Para nadie es un secreto que la violencia en las escuelas formó parte del llamado currículo oculto. Aunque no se formulaba de modo explícito, había un código de conducta que se pasaba de una generación a otra, sin crítica alguna y que, de cierta manera, se tenía como bueno y válido al ser aceptado por todos como parte de las “costumbres”. En aquella época éramos más tradicionalistas, estábamos más apegados a la naturaleza, el civismo no nos había invadido con sus normas y costumbres de élites y estábamos acostumbrado a la imagen paterna del jefe, de la autoridad militar como ejercicio legitimado de la violencia, al caudillo que sostenía su poder en el uso de la fuerza.
Sin tematizarlo de forma explícita, esta aceptación común del hecho de la violencia obedecía a patrones culturales que funcionan siempre como estructuras estructurantes, es decir, como reglas o modelos de actuación que generan a su vez otros modelos de actuación; con lo que se generan “estados de cosas” que son percibidos como “lo que es” y no como lo que “debería-ser”.
A partir de estos “estados de cosas” construimos nuestra representación del mundo a través de la cual percibimos la realidad cotidiana e interactuamos con los otros desde este marco representativo.
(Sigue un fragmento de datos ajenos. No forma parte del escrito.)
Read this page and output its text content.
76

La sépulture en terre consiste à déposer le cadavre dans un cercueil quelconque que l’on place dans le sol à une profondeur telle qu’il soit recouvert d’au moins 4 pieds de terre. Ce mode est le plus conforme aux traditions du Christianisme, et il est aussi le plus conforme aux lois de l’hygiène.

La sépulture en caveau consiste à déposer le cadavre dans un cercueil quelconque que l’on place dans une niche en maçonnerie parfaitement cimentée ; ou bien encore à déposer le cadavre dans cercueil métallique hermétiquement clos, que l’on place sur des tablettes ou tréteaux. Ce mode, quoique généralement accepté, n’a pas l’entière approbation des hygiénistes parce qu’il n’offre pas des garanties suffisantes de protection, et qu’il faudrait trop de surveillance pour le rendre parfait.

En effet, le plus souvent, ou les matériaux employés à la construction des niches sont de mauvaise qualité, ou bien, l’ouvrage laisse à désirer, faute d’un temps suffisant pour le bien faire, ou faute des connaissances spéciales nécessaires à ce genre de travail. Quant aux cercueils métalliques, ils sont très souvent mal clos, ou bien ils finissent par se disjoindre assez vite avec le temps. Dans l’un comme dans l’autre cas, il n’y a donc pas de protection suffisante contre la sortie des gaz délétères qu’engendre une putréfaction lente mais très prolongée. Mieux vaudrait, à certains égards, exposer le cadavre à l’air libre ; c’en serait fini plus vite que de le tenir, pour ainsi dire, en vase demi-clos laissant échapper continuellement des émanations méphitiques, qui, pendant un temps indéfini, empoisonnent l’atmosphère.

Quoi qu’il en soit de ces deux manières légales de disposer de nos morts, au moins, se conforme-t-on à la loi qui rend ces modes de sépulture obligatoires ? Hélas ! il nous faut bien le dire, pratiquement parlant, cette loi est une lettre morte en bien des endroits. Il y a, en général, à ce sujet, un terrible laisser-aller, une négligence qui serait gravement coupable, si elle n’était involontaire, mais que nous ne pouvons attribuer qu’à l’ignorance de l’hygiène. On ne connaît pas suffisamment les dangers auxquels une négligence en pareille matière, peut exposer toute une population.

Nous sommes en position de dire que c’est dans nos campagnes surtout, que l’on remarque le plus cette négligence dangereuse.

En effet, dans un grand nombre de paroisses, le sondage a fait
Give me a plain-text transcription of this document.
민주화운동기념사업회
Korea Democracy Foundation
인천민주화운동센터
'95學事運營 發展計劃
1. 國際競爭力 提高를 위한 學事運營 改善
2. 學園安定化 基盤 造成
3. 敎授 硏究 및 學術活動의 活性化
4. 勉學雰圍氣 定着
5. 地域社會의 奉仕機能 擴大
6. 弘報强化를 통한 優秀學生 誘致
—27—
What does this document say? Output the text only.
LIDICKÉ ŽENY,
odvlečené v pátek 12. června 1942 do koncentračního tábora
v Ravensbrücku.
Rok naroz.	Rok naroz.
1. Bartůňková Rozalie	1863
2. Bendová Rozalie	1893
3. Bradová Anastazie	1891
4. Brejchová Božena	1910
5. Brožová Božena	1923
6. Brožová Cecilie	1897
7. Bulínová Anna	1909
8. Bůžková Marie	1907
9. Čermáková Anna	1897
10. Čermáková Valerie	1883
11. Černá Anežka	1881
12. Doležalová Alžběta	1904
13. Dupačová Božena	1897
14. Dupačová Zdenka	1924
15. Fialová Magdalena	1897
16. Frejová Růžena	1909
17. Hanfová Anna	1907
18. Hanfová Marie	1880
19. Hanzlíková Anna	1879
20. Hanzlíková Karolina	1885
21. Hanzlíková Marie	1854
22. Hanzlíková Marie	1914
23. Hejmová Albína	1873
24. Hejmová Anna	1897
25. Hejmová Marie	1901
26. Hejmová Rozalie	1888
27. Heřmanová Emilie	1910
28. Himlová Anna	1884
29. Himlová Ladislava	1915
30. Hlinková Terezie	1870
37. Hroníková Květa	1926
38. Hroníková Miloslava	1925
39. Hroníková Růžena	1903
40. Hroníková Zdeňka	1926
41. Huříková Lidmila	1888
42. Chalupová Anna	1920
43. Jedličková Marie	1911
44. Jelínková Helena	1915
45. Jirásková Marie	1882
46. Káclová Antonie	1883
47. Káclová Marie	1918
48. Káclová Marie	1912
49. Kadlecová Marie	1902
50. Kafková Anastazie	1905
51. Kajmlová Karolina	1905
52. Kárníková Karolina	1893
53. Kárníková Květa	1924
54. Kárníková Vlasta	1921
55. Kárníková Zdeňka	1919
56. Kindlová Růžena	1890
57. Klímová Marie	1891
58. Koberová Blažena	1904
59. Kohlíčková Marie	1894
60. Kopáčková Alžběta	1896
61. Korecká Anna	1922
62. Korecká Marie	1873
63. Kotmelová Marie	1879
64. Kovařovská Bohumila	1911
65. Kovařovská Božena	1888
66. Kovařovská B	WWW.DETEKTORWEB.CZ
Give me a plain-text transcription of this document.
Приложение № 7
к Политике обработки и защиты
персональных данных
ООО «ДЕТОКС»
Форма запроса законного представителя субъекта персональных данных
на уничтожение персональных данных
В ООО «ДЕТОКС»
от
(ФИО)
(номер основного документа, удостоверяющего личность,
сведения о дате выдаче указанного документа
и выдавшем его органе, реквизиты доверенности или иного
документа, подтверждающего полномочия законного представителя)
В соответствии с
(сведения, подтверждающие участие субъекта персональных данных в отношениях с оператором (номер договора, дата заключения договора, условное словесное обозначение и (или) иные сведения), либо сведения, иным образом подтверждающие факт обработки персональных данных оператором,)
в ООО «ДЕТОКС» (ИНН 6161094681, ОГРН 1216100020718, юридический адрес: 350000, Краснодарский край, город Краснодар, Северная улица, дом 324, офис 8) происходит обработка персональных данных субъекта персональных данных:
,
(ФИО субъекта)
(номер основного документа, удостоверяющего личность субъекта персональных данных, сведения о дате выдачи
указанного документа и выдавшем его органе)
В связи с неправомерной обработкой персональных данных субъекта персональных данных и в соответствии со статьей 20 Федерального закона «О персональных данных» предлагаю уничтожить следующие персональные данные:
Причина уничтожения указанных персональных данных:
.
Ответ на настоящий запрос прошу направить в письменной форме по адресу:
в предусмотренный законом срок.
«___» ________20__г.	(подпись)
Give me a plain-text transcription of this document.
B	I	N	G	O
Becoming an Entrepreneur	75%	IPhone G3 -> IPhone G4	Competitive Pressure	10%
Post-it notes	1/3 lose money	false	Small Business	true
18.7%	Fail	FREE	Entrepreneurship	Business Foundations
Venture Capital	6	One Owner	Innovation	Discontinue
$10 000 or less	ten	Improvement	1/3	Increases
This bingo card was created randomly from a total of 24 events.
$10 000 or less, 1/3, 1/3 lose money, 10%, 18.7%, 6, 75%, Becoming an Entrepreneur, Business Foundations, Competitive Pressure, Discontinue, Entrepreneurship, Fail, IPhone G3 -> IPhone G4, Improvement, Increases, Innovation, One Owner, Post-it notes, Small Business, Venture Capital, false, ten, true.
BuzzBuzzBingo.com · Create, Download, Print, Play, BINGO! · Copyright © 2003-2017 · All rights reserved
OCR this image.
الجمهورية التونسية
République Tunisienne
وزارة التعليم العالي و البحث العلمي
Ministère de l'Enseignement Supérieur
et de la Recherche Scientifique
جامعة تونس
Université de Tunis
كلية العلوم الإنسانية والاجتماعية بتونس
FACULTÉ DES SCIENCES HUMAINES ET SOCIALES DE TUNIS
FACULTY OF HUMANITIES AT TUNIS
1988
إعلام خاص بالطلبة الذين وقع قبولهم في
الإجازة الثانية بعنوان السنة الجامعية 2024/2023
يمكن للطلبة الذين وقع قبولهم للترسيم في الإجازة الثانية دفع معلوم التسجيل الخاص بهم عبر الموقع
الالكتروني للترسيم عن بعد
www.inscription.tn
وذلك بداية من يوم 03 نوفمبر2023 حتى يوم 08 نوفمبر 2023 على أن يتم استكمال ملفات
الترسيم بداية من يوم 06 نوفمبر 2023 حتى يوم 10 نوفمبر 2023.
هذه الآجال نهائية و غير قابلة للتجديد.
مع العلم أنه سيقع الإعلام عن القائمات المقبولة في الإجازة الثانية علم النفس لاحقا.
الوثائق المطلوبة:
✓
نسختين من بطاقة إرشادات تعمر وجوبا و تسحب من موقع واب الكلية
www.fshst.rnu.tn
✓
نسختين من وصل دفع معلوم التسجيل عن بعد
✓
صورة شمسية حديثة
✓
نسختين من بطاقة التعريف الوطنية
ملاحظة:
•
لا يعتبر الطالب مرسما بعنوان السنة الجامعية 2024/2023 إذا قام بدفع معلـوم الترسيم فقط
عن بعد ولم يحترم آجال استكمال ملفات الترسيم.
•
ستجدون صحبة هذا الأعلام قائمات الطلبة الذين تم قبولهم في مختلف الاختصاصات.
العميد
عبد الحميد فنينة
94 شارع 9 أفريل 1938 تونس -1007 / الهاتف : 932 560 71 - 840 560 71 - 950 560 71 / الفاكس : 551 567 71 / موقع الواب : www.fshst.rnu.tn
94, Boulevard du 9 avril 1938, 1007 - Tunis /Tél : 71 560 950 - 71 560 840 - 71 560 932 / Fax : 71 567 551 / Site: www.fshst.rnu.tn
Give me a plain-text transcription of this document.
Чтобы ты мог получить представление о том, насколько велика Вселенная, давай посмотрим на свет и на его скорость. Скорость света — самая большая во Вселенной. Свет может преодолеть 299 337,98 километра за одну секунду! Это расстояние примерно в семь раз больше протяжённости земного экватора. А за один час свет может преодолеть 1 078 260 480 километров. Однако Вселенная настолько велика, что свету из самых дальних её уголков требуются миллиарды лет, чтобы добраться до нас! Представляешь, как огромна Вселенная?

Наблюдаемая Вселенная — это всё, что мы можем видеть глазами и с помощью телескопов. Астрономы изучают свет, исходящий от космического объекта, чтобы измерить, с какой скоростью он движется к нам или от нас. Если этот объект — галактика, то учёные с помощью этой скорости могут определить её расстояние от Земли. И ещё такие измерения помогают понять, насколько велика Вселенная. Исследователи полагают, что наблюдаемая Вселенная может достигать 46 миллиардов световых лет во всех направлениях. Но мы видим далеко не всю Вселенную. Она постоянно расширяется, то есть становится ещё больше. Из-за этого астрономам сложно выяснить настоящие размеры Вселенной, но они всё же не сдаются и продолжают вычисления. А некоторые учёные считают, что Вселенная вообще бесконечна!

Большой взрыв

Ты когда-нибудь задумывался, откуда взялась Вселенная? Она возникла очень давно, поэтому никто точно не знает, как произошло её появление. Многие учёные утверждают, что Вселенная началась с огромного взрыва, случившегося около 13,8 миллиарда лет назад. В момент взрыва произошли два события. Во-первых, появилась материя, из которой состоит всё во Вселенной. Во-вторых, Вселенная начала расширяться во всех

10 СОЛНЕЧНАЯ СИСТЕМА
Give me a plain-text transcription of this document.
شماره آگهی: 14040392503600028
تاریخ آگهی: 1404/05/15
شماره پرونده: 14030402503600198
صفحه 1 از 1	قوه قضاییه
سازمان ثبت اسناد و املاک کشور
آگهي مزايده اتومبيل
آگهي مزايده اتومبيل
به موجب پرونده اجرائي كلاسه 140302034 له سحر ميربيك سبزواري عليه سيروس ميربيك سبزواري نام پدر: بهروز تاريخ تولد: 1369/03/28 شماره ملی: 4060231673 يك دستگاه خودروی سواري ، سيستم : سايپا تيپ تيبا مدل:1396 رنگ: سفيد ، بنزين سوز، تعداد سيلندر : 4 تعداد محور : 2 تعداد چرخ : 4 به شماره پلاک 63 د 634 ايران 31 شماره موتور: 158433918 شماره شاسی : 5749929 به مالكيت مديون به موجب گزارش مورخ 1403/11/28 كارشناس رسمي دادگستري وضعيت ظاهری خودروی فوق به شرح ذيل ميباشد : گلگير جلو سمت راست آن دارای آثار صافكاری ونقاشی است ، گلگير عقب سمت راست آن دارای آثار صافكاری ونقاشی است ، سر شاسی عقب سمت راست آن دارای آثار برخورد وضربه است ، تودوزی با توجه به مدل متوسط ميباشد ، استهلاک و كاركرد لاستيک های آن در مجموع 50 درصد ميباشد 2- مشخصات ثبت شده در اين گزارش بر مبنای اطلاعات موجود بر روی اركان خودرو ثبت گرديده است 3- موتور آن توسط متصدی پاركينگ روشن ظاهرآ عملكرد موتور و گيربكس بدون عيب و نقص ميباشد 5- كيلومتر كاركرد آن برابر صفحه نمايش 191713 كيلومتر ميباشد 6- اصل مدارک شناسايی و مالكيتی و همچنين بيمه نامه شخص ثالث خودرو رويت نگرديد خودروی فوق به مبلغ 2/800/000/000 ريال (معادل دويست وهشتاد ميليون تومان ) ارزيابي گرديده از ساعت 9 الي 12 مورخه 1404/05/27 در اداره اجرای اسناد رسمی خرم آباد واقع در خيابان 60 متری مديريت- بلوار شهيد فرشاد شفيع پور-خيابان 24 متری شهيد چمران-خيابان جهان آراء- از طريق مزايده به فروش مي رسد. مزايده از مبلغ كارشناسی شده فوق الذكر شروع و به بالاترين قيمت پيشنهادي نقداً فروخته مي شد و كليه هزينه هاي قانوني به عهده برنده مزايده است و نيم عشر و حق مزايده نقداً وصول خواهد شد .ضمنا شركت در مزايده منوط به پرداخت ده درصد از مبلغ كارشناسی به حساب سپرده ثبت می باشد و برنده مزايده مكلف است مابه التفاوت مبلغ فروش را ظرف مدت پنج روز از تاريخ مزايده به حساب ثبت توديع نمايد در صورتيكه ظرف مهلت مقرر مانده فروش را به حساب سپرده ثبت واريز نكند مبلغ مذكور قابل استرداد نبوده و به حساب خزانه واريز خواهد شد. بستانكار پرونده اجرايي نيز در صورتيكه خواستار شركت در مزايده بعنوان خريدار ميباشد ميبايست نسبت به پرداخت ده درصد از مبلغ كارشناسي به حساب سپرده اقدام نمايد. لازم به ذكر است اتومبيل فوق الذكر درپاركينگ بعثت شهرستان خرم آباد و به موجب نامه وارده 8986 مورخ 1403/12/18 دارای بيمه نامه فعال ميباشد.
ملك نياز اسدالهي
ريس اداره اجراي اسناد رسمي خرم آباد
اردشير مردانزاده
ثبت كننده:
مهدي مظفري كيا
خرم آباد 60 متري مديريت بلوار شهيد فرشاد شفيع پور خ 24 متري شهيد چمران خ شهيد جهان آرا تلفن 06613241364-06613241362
En otras palabras, nuestra relación con los demás, con el mundo y nosotros mismos obedece a una representación del mundo (llamémosle “modelo de mundo”) que forjamos a partir de la interacción cultural de los “estados de cosas” (valores, cosmovisiones, teorías, conocimientos, patrones, instituciones, etc.).
El problema de la escuela, en relación a la violencia, es que no ha incorporado en el currículo su tratamiento efectivo y/o las prácticas asimétricas de poder que se establecen en el ambiente extramuros genera, con mayor eficiencia, un modelo de mundo en el que la violencia se constituye en única respuesta posible frente al conflicto.
Seamos claros, en mi experiencia personal y profesional, la escuela se ha reducido a la transmisión del conocimiento científico de manera casi exclusiva y, en nuestro caso, a una migaja mal formada de este conocimiento producido por las ciencias; dejando a un lado el cultivo de lo que los griegos entendieron como “sabiduría práctica” o ejercicio del buen vivir. Con ello no quiero plantear la exclusión de uno u otro, sino la relación dialéctica entre lo imprescindible de las ciencias y lo importante para saber vivir con los demás.
La violencia es connatural al ser humano. En cada época la comprensión y el uso de la violencia se entiende de modo distinto. Si bien en los años setenta la sociedad no veía, dentro de su modelo de mundo, la violencia como un problema hoy es claro que las peleas en las escuelas constituyen no solo un problema de relación entre pares, sino la evidencia más concreta de la reproducción de un “modelo de mundo” que crea patrones de conductas repetitivos y para el cual no generamos políticas públicas y educativas eficientes.
Desde el mundo bíblico hemos aprendido que la violencia acecha a la puerta, siempre dispuesta a salir desde los lugares más recónditos de nuestro interior. Igualmente, la literatura nos ha enseñado, imaginativamente, cómo podemos dominar la bestia que somos y cuáles son las consecuencias inmediatas y a largo plazo de la violencia irracional hacia el otro. Hay modelos de mundos alternativos a la respuesta violenta, a la solución del conflicto a través de la aniquilación del otro.
Estos modelos alternativos de respuesta al conflicto debemos aprenderlos en la escuela, debemos modelarlos y proyectarlos como “modelos de mundos” accesibles a todos no solo a través del currículo oculto, en la actuación de nuevas prácticas pedagógicas, sino del mismo plan curricular. ¿Por qué no existe una asignatura titulada “resolución pacífica de conflictos”? ¿Por qué no se le dedican al menos dos horas a la semana a la “cultura de paz”?
No digamos nada sobre lo que he insistido en otras ocasiones: debemos enseñar nuevas formas de masculinidad en nuestros varones. El viejo modelo de “hombre-macho” está obsoleto y solo trae consigo más violencia. Es hora de mostrar que no se es hombre por ser más violento ni por resolver los conflictos a la vieja usanza: con sangre ajena.